Vous trouverez le texte de mes observations qui tendent à démontrer que l'Avocat rédacteur du projet de distribution du prix d'adjudication :

  • non seulement doit être rémunéré pour le travail que la Loi lui demande de réaliser dans l'intéret de toutes les parties à la procédure ( créanciers de l'article 2214 c.civ et même le débiteur saisi ),
  • mais que sa rétribution doit évidemment être prélévée sur les sommes à distribuer, et par priorité.
Le Conseil National des Barreaux est intervenu volontairement à ma demande expresse, et il a formulé des observations.

Egalement volontairement, la Confédération Nationale des Avocats -observations ici-, est intervenue pour soutenir mon argumentation.

BNP PARIBAS, créancier inscrit, a formulé des observations ici pour soutenir le contraire;  et même pour contester la régularité des cahiers-type des conditions de vente.

L'analyse complète globale fera l'objet d'un autre billet.

Le Juge de l'Exécution rendra ensuite sa décision qui sera transmise à la Cour de Cassation avec l'entier dossier.

La Cour de Cassation aura alors trois mois pour rendre son avis.

mercredi 7 juillet 2010

DISTRIBUTION DU PRIX : Avis demandé à la Cour de Cassation sur la rémunération de l'Avocat rédacteur du projet de distribution

 
Depuis la réforme de la procédure de saisie immobilière, le Législateur a souhaité que la distribution du prix d'adjudication devienne une suite logique de la procédure de saisie immobilière avec laquelle elle fait un tout, contrairement aux textes antérieurs.


La distribution n'est plus confiée à un Juge spécialisé ( l'ancien Juge aux Ordres a disparu !) mais au Juge naturel des voies d'exécution savoir le Juge de l'Exécution ( JEX ).


C'est donc lui qui va connaitre de cette nouvelle procédure de distribution qui n'est plus judiciaire par principe mais essentiellement amiable, ne devenant judiciaire qu'en cas de desaccord.


Ainsi, l'Avocat ayant poursuivi la saisie immobilière doit-il maintenant établir un "projet de distribution" des sommes issues de la vente aux enchères entre les créanciers énumérés par l'article 2214 c.civ.

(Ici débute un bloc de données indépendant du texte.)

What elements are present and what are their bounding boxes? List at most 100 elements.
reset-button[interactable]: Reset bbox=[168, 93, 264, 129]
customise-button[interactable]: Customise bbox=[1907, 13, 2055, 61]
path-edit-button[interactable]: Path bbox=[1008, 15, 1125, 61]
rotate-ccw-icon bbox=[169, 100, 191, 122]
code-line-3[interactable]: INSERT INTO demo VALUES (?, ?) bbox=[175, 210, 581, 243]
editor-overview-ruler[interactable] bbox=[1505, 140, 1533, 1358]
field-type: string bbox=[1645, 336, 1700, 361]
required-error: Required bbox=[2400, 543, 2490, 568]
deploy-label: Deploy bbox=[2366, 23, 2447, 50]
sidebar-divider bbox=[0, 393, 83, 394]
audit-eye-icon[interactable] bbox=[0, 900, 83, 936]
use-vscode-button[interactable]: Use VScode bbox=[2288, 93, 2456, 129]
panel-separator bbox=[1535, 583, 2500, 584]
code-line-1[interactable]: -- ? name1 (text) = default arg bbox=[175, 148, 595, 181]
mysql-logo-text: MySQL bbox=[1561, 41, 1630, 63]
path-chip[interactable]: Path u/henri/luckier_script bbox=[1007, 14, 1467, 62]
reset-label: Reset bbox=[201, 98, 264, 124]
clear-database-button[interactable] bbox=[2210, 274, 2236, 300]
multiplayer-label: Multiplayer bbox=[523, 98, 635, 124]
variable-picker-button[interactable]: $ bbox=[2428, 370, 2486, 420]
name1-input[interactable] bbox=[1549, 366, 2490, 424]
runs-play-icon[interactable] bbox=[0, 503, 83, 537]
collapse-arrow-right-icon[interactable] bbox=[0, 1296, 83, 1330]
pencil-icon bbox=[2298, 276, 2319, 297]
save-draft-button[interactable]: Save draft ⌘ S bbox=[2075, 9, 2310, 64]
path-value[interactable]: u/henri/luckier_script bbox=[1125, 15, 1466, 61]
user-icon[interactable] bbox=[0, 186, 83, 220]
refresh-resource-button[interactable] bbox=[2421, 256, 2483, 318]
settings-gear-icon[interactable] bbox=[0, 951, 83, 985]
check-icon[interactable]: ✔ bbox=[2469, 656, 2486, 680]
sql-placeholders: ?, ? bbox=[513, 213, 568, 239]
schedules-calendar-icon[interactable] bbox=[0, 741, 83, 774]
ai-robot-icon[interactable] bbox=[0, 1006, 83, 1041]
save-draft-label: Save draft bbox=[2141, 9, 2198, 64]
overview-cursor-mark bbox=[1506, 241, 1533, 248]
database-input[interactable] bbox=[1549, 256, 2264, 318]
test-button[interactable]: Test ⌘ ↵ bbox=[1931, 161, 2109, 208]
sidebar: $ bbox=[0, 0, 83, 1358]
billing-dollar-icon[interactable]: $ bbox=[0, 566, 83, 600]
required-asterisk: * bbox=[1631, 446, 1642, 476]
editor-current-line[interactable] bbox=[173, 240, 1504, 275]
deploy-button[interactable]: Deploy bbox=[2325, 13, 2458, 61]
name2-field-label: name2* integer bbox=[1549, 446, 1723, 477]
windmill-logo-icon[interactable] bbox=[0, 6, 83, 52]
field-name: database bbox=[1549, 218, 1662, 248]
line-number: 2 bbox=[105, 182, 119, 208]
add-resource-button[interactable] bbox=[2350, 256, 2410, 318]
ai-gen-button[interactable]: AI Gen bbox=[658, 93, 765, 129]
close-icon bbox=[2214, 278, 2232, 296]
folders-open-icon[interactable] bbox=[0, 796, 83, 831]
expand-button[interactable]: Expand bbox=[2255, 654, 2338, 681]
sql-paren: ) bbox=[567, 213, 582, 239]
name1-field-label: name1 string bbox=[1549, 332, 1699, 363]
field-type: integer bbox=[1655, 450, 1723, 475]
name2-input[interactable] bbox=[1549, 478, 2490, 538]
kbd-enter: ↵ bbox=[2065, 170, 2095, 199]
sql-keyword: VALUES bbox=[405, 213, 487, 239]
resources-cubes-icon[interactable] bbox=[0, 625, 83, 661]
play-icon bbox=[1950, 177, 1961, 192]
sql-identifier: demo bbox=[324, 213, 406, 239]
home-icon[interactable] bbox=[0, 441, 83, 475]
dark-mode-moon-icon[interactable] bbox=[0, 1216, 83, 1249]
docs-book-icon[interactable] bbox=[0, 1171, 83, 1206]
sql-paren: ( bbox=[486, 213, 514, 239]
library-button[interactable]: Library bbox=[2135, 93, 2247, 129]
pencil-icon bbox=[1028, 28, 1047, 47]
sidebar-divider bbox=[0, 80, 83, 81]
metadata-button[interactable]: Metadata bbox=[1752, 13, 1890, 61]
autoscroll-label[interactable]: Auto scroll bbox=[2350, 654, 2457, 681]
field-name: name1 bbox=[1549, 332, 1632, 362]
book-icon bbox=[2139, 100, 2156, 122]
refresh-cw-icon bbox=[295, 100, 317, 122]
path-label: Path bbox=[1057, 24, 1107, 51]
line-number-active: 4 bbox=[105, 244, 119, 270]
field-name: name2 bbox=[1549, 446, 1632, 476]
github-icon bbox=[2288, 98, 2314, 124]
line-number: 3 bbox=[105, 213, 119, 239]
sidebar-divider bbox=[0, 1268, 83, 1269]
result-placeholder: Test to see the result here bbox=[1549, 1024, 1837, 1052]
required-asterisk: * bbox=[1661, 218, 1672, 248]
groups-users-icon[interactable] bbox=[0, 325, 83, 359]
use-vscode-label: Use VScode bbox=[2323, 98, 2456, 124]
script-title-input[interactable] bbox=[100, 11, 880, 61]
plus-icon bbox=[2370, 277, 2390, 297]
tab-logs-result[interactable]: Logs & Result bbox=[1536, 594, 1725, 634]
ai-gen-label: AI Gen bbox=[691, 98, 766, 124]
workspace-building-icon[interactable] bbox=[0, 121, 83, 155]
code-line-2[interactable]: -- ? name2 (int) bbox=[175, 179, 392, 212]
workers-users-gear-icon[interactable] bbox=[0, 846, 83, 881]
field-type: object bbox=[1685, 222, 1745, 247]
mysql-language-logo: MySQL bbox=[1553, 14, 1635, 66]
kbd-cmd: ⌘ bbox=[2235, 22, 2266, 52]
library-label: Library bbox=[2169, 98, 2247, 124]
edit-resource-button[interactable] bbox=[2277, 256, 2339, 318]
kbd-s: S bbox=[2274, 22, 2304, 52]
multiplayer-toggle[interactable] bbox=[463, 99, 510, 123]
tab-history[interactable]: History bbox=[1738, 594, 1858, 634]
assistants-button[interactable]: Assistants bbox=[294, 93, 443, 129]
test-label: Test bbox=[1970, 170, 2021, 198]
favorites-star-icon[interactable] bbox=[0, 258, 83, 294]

Ce travail nouveau, qui est confié aux Avocats, doit permettre d'accélérer la répartition des fonds, donc au débiteur saisi de payer plus rapidement ses dettes et de percevoir plus vite,corrélativement, le solde disponible lui revenant.


Mais c'est un travail éminemment technique qui lui est demandé.... Il faut plusieurs heures et beaucoup de connaissances pour parvenir à établir ce "projet de distribution".


Dans un premier temps, il est soumis à toutes les parties ( les créanciers et le débiteur) qui peuvenet le contester dans les quinze jours. En cas de contestation, le JEX est saisi et c'est lui qui en dernière analyse tranchera : c'est son rôle...


Pour autant,il ne tranchera que les seuls points en discussion, le reste étant définitivement acquis.